Actionner frénétiquement un poing serré après un point fait partie de l’arsenal du joueur moderne, hommes et femmes confondus. Mais d’où vient ce geste et à quoi sert-il? Cours d’histoire avant la finale Nadal-Djokovic dimanche

C’est l’histoire d’une disparition. Prenez des affiches de tournois, des programmes de matchs, des couvertures de livres, des posters, tout ce qui contribue à forger dans l’imaginaire du public l’image du joueur de tennis. Souvent (53 fois sur les vignettes de présentation des 50 meilleurs joueurs et des 50 meilleures joueuses de l’Open d’Australie dans le programme officiel), la raquette n’y figure pas. A la place, un poing dressé. Serré. Un joueur de tennis, ce n’est plus (ou de moins en moins) quelqu’un qui tient une raquette, mais quelqu’un qui serre le poing.

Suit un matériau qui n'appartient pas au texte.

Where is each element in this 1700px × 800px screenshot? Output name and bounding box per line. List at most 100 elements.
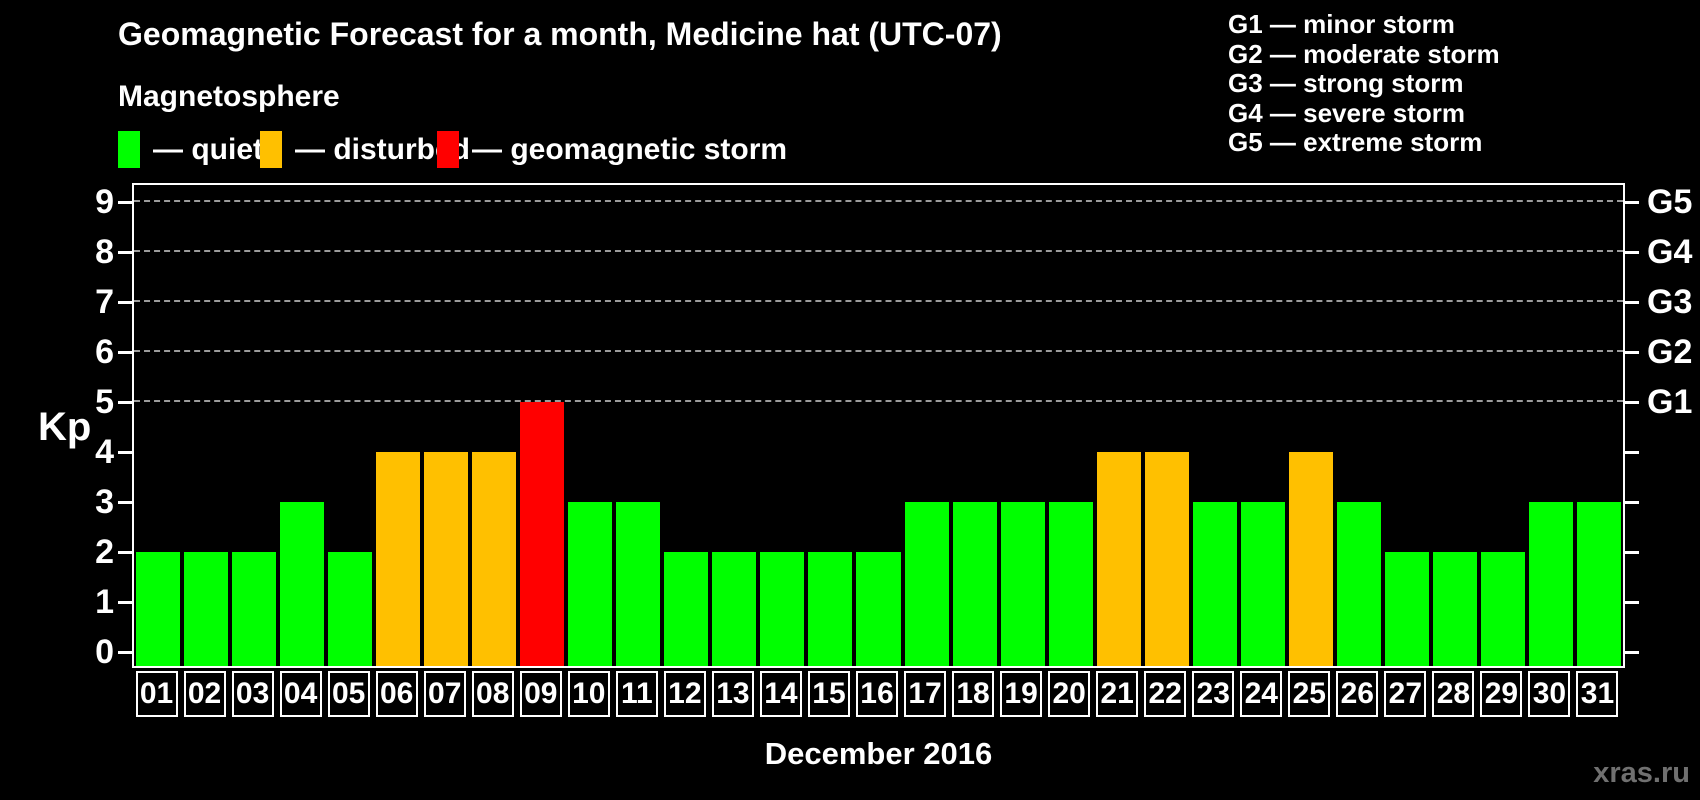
bar-day-11 xyxy=(616,502,661,666)
y-tick-label-0: 0 xyxy=(95,633,114,671)
day-label-01: 01 xyxy=(135,671,178,717)
y-tick-label-9: 9 xyxy=(95,183,114,221)
bar-day-19 xyxy=(1000,502,1045,666)
day-label-07: 07 xyxy=(423,671,466,717)
day-label-27: 27 xyxy=(1384,671,1427,717)
y-axis-label: Kp xyxy=(38,405,92,449)
y-tick-right-5 xyxy=(1625,401,1639,404)
y-tick-left-8 xyxy=(118,251,132,254)
g4-legend-line: G4 — severe storm xyxy=(1228,97,1466,128)
day-label-14: 14 xyxy=(759,671,802,717)
y-tick-right-1 xyxy=(1625,601,1639,604)
bar-day-14 xyxy=(760,552,805,666)
bar-day-08 xyxy=(472,452,517,666)
gridline-kp6 xyxy=(134,350,1623,352)
bar-day-26 xyxy=(1336,502,1381,666)
day-label-21: 21 xyxy=(1096,671,1139,717)
bar-day-18 xyxy=(952,502,997,666)
bar-day-03 xyxy=(232,552,277,666)
day-label-11: 11 xyxy=(615,671,658,717)
day-label-03: 03 xyxy=(231,671,274,717)
day-label-16: 16 xyxy=(855,671,898,717)
gridline-kp7 xyxy=(134,300,1623,302)
day-label-04: 04 xyxy=(279,671,322,717)
g-axis-label-G3: G3 xyxy=(1647,283,1693,321)
magnetosphere-subtitle: Magnetosphere xyxy=(118,80,340,113)
bar-day-30 xyxy=(1528,502,1573,666)
day-label-25: 25 xyxy=(1288,671,1331,717)
bar-day-27 xyxy=(1384,552,1429,666)
plot-area xyxy=(132,183,1625,668)
y-tick-right-0 xyxy=(1625,651,1639,654)
y-tick-left-7 xyxy=(118,301,132,304)
bar-day-31 xyxy=(1576,502,1621,666)
g-scale-legend: G1 — minor storm G2 — moderate storm G3 … xyxy=(1228,9,1500,158)
bar-day-05 xyxy=(328,552,373,666)
y-tick-left-1 xyxy=(118,601,132,604)
y-tick-label-1: 1 xyxy=(95,583,114,621)
day-label-30: 30 xyxy=(1528,671,1571,717)
y-tick-right-6 xyxy=(1625,351,1639,354)
bar-day-12 xyxy=(664,552,709,666)
bar-day-24 xyxy=(1240,502,1285,666)
g-axis-label-G1: G1 xyxy=(1647,383,1693,421)
day-label-19: 19 xyxy=(1000,671,1043,717)
day-label-28: 28 xyxy=(1432,671,1475,717)
g3-legend-line: G3 — strong storm xyxy=(1228,68,1464,98)
g-axis-label-G4: G4 xyxy=(1647,233,1693,271)
bar-day-09 xyxy=(520,402,565,666)
storm-color-swatch xyxy=(437,130,459,168)
quiet-color-swatch xyxy=(118,130,140,168)
day-label-26: 26 xyxy=(1336,671,1379,717)
y-tick-label-6: 6 xyxy=(95,333,114,371)
bar-day-29 xyxy=(1480,552,1525,666)
day-label-13: 13 xyxy=(711,671,754,717)
y-tick-label-3: 3 xyxy=(95,483,114,521)
legend-item-quiet: — quiet xyxy=(118,130,263,168)
bar-day-17 xyxy=(904,502,949,666)
bar-day-01 xyxy=(136,552,181,666)
x-axis-label: December 2016 xyxy=(764,736,993,771)
y-tick-left-6 xyxy=(118,351,132,354)
g-axis-label-G2: G2 xyxy=(1647,333,1693,371)
y-tick-right-7 xyxy=(1625,301,1639,304)
bar-day-28 xyxy=(1432,552,1477,666)
g2-legend-line: G2 — moderate storm xyxy=(1228,38,1500,69)
day-label-05: 05 xyxy=(327,671,370,717)
bar-day-21 xyxy=(1096,452,1141,666)
chart-title: Geomagnetic Forecast for a month, Medici… xyxy=(118,16,1002,52)
legend-label-storm: — geomagnetic storm xyxy=(472,132,788,166)
day-label-15: 15 xyxy=(807,671,850,717)
day-label-29: 29 xyxy=(1480,671,1523,717)
y-tick-left-4 xyxy=(118,451,132,454)
gridline-kp9 xyxy=(134,200,1623,202)
g5-legend-line: G5 — extreme storm xyxy=(1228,127,1483,157)
day-label-31: 31 xyxy=(1576,671,1619,717)
day-label-23: 23 xyxy=(1192,671,1235,717)
gridline-kp8 xyxy=(134,250,1623,252)
y-tick-left-0 xyxy=(118,651,132,654)
y-tick-label-8: 8 xyxy=(95,233,114,271)
bar-day-06 xyxy=(376,452,421,666)
bar-day-13 xyxy=(712,552,757,666)
bar-day-25 xyxy=(1288,452,1333,666)
g1-legend-line: G1 — minor storm xyxy=(1228,9,1455,39)
disturbed-color-swatch xyxy=(260,130,282,168)
day-label-08: 08 xyxy=(471,671,514,717)
gridline-kp5 xyxy=(134,400,1623,402)
bar-day-15 xyxy=(808,552,853,666)
watermark: xras.ru xyxy=(1593,757,1690,789)
y-tick-label-7: 7 xyxy=(95,283,114,321)
day-label-17: 17 xyxy=(904,671,947,717)
y-tick-left-5 xyxy=(118,401,132,404)
bar-day-20 xyxy=(1048,502,1093,666)
day-label-02: 02 xyxy=(183,671,226,717)
day-label-20: 20 xyxy=(1048,671,1091,717)
bar-day-07 xyxy=(424,452,469,666)
legend-label-quiet: — quiet xyxy=(153,132,263,166)
day-label-24: 24 xyxy=(1240,671,1283,717)
bar-day-10 xyxy=(568,502,613,666)
bar-day-04 xyxy=(280,502,325,666)
day-label-06: 06 xyxy=(375,671,418,717)
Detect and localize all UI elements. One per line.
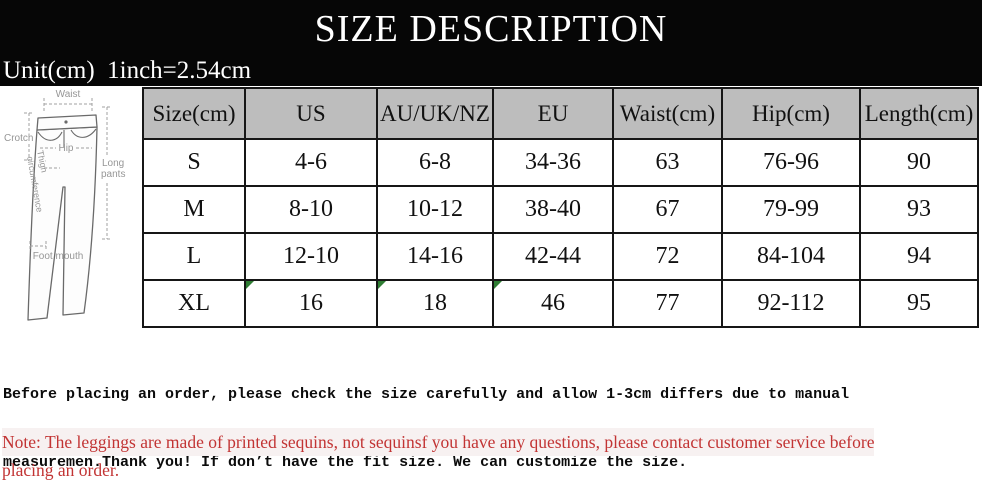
- table-cell: 4-6: [244, 138, 378, 187]
- table-row-xl: XL 16 18 46 77 92-112 95: [142, 279, 979, 328]
- waist-label: Waist: [56, 89, 81, 100]
- column-header-size: Size(cm): [142, 87, 246, 140]
- table-cell-flagged: 16: [244, 279, 378, 328]
- size-table: Size(cm) US AU/UK/NZ EU Waist(cm) Hip(cm…: [142, 87, 979, 328]
- table-cell: 84-104: [721, 232, 861, 281]
- table-cell: XL: [142, 279, 246, 328]
- table-cell: 94: [859, 232, 979, 281]
- table-cell: 42-44: [492, 232, 614, 281]
- thigh-label-line1: Thigh: [35, 149, 49, 173]
- column-header-eu: EU: [492, 87, 614, 140]
- table-cell-flagged: 18: [376, 279, 494, 328]
- table-cell: 14-16: [376, 232, 494, 281]
- column-header-au-uk-nz: AU/UK/NZ: [376, 87, 494, 140]
- table-header-row: Size(cm) US AU/UK/NZ EU Waist(cm) Hip(cm…: [142, 87, 979, 140]
- table-cell: 34-36: [492, 138, 614, 187]
- table-cell: 79-99: [721, 185, 861, 234]
- table-cell-flagged: 46: [492, 279, 614, 328]
- table-cell: 76-96: [721, 138, 861, 187]
- column-header-length: Length(cm): [859, 87, 979, 140]
- table-cell: 10-12: [376, 185, 494, 234]
- unit-note: Unit(cm) 1inch=2.54cm: [3, 57, 252, 84]
- table-cell: 12-10: [244, 232, 378, 281]
- hip-label: Hip: [58, 143, 73, 154]
- table-cell: 67: [612, 185, 723, 234]
- measurement-note-line1: Before placing an order, please check th…: [3, 386, 850, 403]
- table-cell: 93: [859, 185, 979, 234]
- long-pants-label-line2: pants: [101, 169, 125, 180]
- table-cell: 92-112: [721, 279, 861, 328]
- table-cell: 90: [859, 138, 979, 187]
- page-title: SIZE DESCRIPTION: [314, 8, 668, 50]
- crotch-label: Crotch: [4, 133, 33, 144]
- banner: SIZE DESCRIPTION Unit(cm) 1inch=2.54cm: [0, 0, 982, 86]
- table-row-l: L 12-10 14-16 42-44 72 84-104 94: [142, 232, 979, 281]
- table-cell: L: [142, 232, 246, 281]
- column-header-hip: Hip(cm): [721, 87, 861, 140]
- table-cell: S: [142, 138, 246, 187]
- table-cell: 72: [612, 232, 723, 281]
- sequins-note-line2: placing an order.: [2, 460, 120, 480]
- measurement-note: Before placing an order, please check th…: [3, 339, 973, 496]
- foot-mouth-label: Foot mouth: [33, 251, 84, 262]
- column-header-us: US: [244, 87, 378, 140]
- table-cell: 6-8: [376, 138, 494, 187]
- table-cell: 63: [612, 138, 723, 187]
- table-row-m: M 8-10 10-12 38-40 67 79-99 93: [142, 185, 979, 234]
- table-cell: 38-40: [492, 185, 614, 234]
- table-cell: 95: [859, 279, 979, 328]
- long-pants-label-line1: Long: [102, 158, 124, 169]
- measurement-note-line2: measuremen.Thank you! If don’t have the …: [3, 453, 688, 471]
- table-cell: M: [142, 185, 246, 234]
- pants-sketch-icon: Waist Crotch Hip Thigh circumference Lon…: [4, 89, 125, 321]
- pants-measurement-diagram: Waist Crotch Hip Thigh circumference Lon…: [0, 87, 143, 337]
- table-cell: 77: [612, 279, 723, 328]
- table-cell: 8-10: [244, 185, 378, 234]
- column-header-waist: Waist(cm): [612, 87, 723, 140]
- sequins-note: Note: The leggings are made of printed s…: [2, 428, 980, 484]
- sequins-note-line1: Note: The leggings are made of printed s…: [2, 428, 875, 456]
- table-row-s: S 4-6 6-8 34-36 63 76-96 90: [142, 138, 979, 187]
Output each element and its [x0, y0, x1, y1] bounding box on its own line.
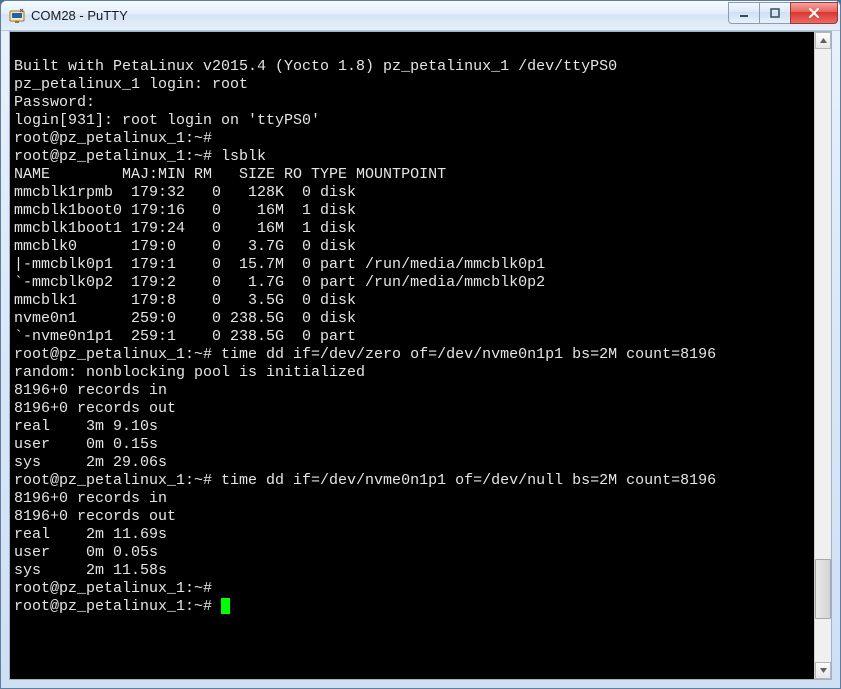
- terminal-line: `-mmcblk0p2 179:2 0 1.7G 0 part /run/med…: [14, 274, 810, 292]
- window-controls: [729, 2, 838, 24]
- terminal-line: root@pz_petalinux_1:~# lsblk: [14, 148, 810, 166]
- terminal-line: root@pz_petalinux_1:~#: [14, 130, 810, 148]
- terminal-line: [14, 40, 810, 58]
- terminal-line: nvme0n1 259:0 0 238.5G 0 disk: [14, 310, 810, 328]
- terminal-line: real 2m 11.69s: [14, 526, 810, 544]
- terminal-line: 8196+0 records out: [14, 508, 810, 526]
- terminal-line: random: nonblocking pool is initialized: [14, 364, 810, 382]
- terminal-line: 8196+0 records in: [14, 490, 810, 508]
- terminal-line: pz_petalinux_1 login: root: [14, 76, 810, 94]
- terminal-line: Built with PetaLinux v2015.4 (Yocto 1.8)…: [14, 58, 810, 76]
- terminal[interactable]: Built with PetaLinux v2015.4 (Yocto 1.8)…: [10, 32, 814, 679]
- terminal-line: 8196+0 records in: [14, 382, 810, 400]
- terminal-line: mmcblk1 179:8 0 3.5G 0 disk: [14, 292, 810, 310]
- terminal-line: real 3m 9.10s: [14, 418, 810, 436]
- window-title: COM28 - PuTTY: [31, 8, 729, 23]
- terminal-line: root@pz_petalinux_1:~#: [14, 598, 810, 616]
- scroll-track[interactable]: [815, 49, 831, 662]
- vertical-scrollbar[interactable]: [814, 32, 831, 679]
- terminal-line: user 0m 0.15s: [14, 436, 810, 454]
- terminal-output: Built with PetaLinux v2015.4 (Yocto 1.8)…: [14, 40, 810, 616]
- scroll-down-button[interactable]: [815, 662, 831, 679]
- close-button[interactable]: [790, 2, 838, 24]
- terminal-line: `-nvme0n1p1 259:1 0 238.5G 0 part: [14, 328, 810, 346]
- terminal-line: Password:: [14, 94, 810, 112]
- terminal-line: sys 2m 11.58s: [14, 562, 810, 580]
- putty-icon: [9, 8, 25, 24]
- terminal-line: root@pz_petalinux_1:~# time dd if=/dev/n…: [14, 472, 810, 490]
- terminal-line: sys 2m 29.06s: [14, 454, 810, 472]
- terminal-line: |-mmcblk0p1 179:1 0 15.7M 0 part /run/me…: [14, 256, 810, 274]
- terminal-line: user 0m 0.05s: [14, 544, 810, 562]
- terminal-line: root@pz_petalinux_1:~# time dd if=/dev/z…: [14, 346, 810, 364]
- terminal-line: root@pz_petalinux_1:~#: [14, 580, 810, 598]
- terminal-line: login[931]: root login on 'ttyPS0': [14, 112, 810, 130]
- terminal-line: NAME MAJ:MIN RM SIZE RO TYPE MOUNTPOINT: [14, 166, 810, 184]
- client-area: Built with PetaLinux v2015.4 (Yocto 1.8)…: [9, 31, 832, 680]
- terminal-line: mmcblk1boot0 179:16 0 16M 1 disk: [14, 202, 810, 220]
- scroll-thumb[interactable]: [815, 559, 831, 619]
- terminal-line: mmcblk1rpmb 179:32 0 128K 0 disk: [14, 184, 810, 202]
- titlebar[interactable]: COM28 - PuTTY: [1, 1, 840, 31]
- terminal-cursor: [221, 598, 230, 614]
- maximize-button[interactable]: [759, 2, 791, 24]
- terminal-line: 8196+0 records out: [14, 400, 810, 418]
- terminal-line: mmcblk0 179:0 0 3.7G 0 disk: [14, 238, 810, 256]
- terminal-line: mmcblk1boot1 179:24 0 16M 1 disk: [14, 220, 810, 238]
- minimize-button[interactable]: [728, 2, 760, 24]
- scroll-up-button[interactable]: [815, 32, 831, 49]
- putty-window: COM28 - PuTTY Built with PetaLinux v2015…: [0, 0, 841, 689]
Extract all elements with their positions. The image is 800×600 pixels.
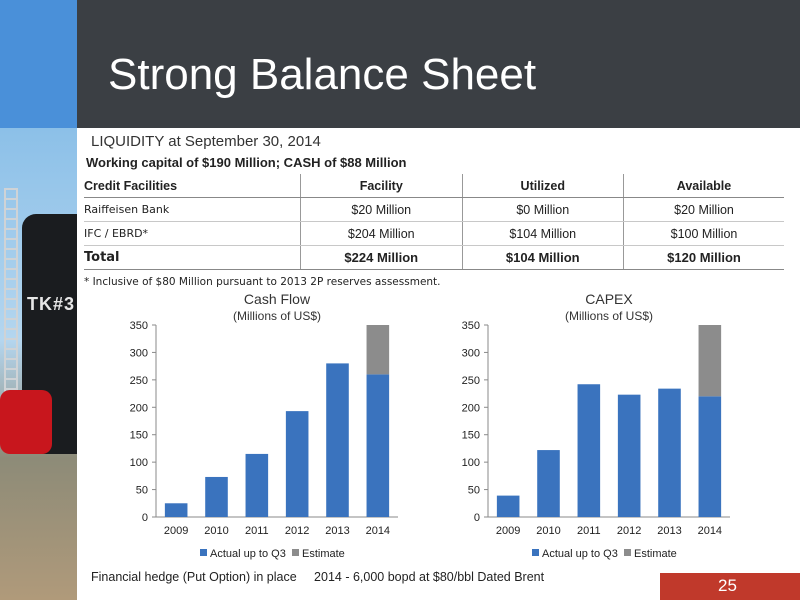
y-tick-label: 50	[468, 485, 480, 497]
table-row: IFC / EBRD* $204 Million $104 Million $1…	[84, 221, 784, 246]
chart-subtitle: (Millions of US$)	[565, 309, 653, 323]
row-label: IFC / EBRD*	[84, 221, 301, 246]
x-tick-label: 2012	[617, 525, 641, 537]
x-tick-label: 2010	[204, 525, 228, 537]
bar-actual	[164, 503, 188, 517]
legend-label: Estimate	[634, 548, 677, 560]
y-tick-label: 250	[130, 375, 148, 387]
cell-utilized: $104 Million	[461, 245, 624, 270]
legend-swatch	[292, 549, 299, 556]
bar-actual	[285, 411, 309, 517]
y-tick-label: 250	[462, 375, 480, 387]
cell-facility: $204 Million	[300, 221, 463, 246]
y-tick-label: 100	[130, 457, 148, 469]
slide-title: Strong Balance Sheet	[108, 50, 537, 99]
y-tick-label: 0	[142, 512, 148, 524]
row-label: Raiffeisen Bank	[84, 197, 301, 222]
table-row: Raiffeisen Bank $20 Million $0 Million $…	[84, 197, 784, 222]
bar-actual	[617, 394, 641, 517]
y-tick-label: 200	[462, 402, 480, 414]
bar-actual	[698, 396, 722, 517]
bar-estimate	[698, 325, 722, 397]
bar-actual	[245, 453, 269, 517]
y-tick-label: 350	[130, 320, 148, 332]
cash-flow-chart: Cash Flow (Millions of US$) 0 50 100 150 200 25…	[130, 291, 398, 560]
header-utilized: Utilized	[461, 174, 624, 198]
credit-facilities-table: Credit Facilities Facility Utilized Avai…	[84, 174, 784, 270]
bar-actual	[205, 476, 228, 517]
legend-swatch	[200, 549, 207, 556]
tank-label: TK#3	[27, 294, 76, 314]
x-tick-label: 2011	[577, 525, 601, 537]
x-tick-label: 2013	[325, 525, 349, 537]
page-number-badge	[660, 573, 800, 600]
table-total-row: Total $224 Million $104 Million $120 Mil…	[84, 245, 784, 270]
chart-subtitle: (Millions of US$)	[233, 309, 321, 323]
x-tick-label: 2013	[657, 525, 681, 537]
cell-available: $20 Million	[623, 197, 784, 222]
working-capital-line: Working capital of $190 Million; CASH of…	[86, 155, 407, 170]
page-number: 25	[718, 576, 737, 595]
capex-chart: CAPEX (Millions of US$) 0 50 100 150 200 250 300…	[462, 291, 730, 560]
y-tick-label: 350	[462, 320, 480, 332]
row-label: Total	[84, 245, 301, 270]
legend-swatch	[624, 549, 631, 556]
y-tick-label: 300	[130, 347, 148, 359]
legend-label: Estimate	[302, 548, 345, 560]
oil-tank-photo: TK#3	[0, 128, 77, 600]
y-tick-label: 200	[130, 402, 148, 414]
legend-label: Actual up to Q3	[542, 548, 618, 560]
y-tick-label: 300	[462, 347, 480, 359]
x-tick-label: 2010	[536, 525, 560, 537]
x-tick-label: 2009	[164, 525, 188, 537]
bar-estimate	[366, 325, 390, 375]
bar-actual	[326, 363, 349, 517]
x-tick-label: 2009	[496, 525, 520, 537]
title-bar	[0, 0, 800, 128]
x-tick-label: 2012	[285, 525, 309, 537]
ladder-graphic	[4, 188, 18, 418]
cell-utilized: $0 Million	[461, 197, 624, 222]
header-facility: Facility	[300, 174, 463, 198]
bar-actual	[366, 374, 390, 517]
x-tick-label: 2011	[245, 525, 269, 537]
y-tick-label: 50	[136, 485, 148, 497]
cell-facility: $224 Million	[300, 245, 463, 270]
footnote: * Inclusive of $80 Million pursuant to 2…	[84, 276, 441, 288]
hedge-note: Financial hedge (Put Option) in place 20…	[91, 570, 545, 584]
bar-actual	[496, 495, 520, 517]
valve-graphic	[0, 390, 52, 454]
header-credit-facilities: Credit Facilities	[84, 174, 301, 198]
y-tick-label: 150	[462, 430, 480, 442]
header-available: Available	[623, 174, 784, 198]
legend-label: Actual up to Q3	[210, 548, 286, 560]
y-tick-label: 100	[462, 457, 480, 469]
liquidity-heading: LIQUIDITY at September 30, 2014	[91, 133, 321, 150]
accent-strip	[0, 0, 77, 128]
chart-title: CAPEX	[585, 291, 633, 307]
bar-actual	[577, 384, 601, 517]
chart-title: Cash Flow	[244, 291, 311, 307]
bar-actual	[537, 450, 560, 517]
legend-swatch	[532, 549, 539, 556]
x-tick-label: 2014	[698, 525, 722, 537]
bar-actual	[658, 388, 681, 517]
x-tick-label: 2014	[366, 525, 390, 537]
cell-utilized: $104 Million	[461, 221, 624, 246]
y-tick-label: 150	[130, 430, 148, 442]
cell-available: $120 Million	[623, 245, 784, 270]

Peu de sports sont aussi identifiés à un geste que le tennis l’est à ce mouvement de bas en haut de l’avant-bras que les Anglo-Saxons appellent le «fist pump» (la pompe à poing). Pour la légende en dessous de l’image, il y a le choix des langues: «Come on», «Vamos», «Allez», «Davaï» et même «Chum Jetz», mais la gestuelle est universelle, sans distinction de genre. Et alors? Eh bien, au risque de surprendre, cela n’a pas toujours été le cas.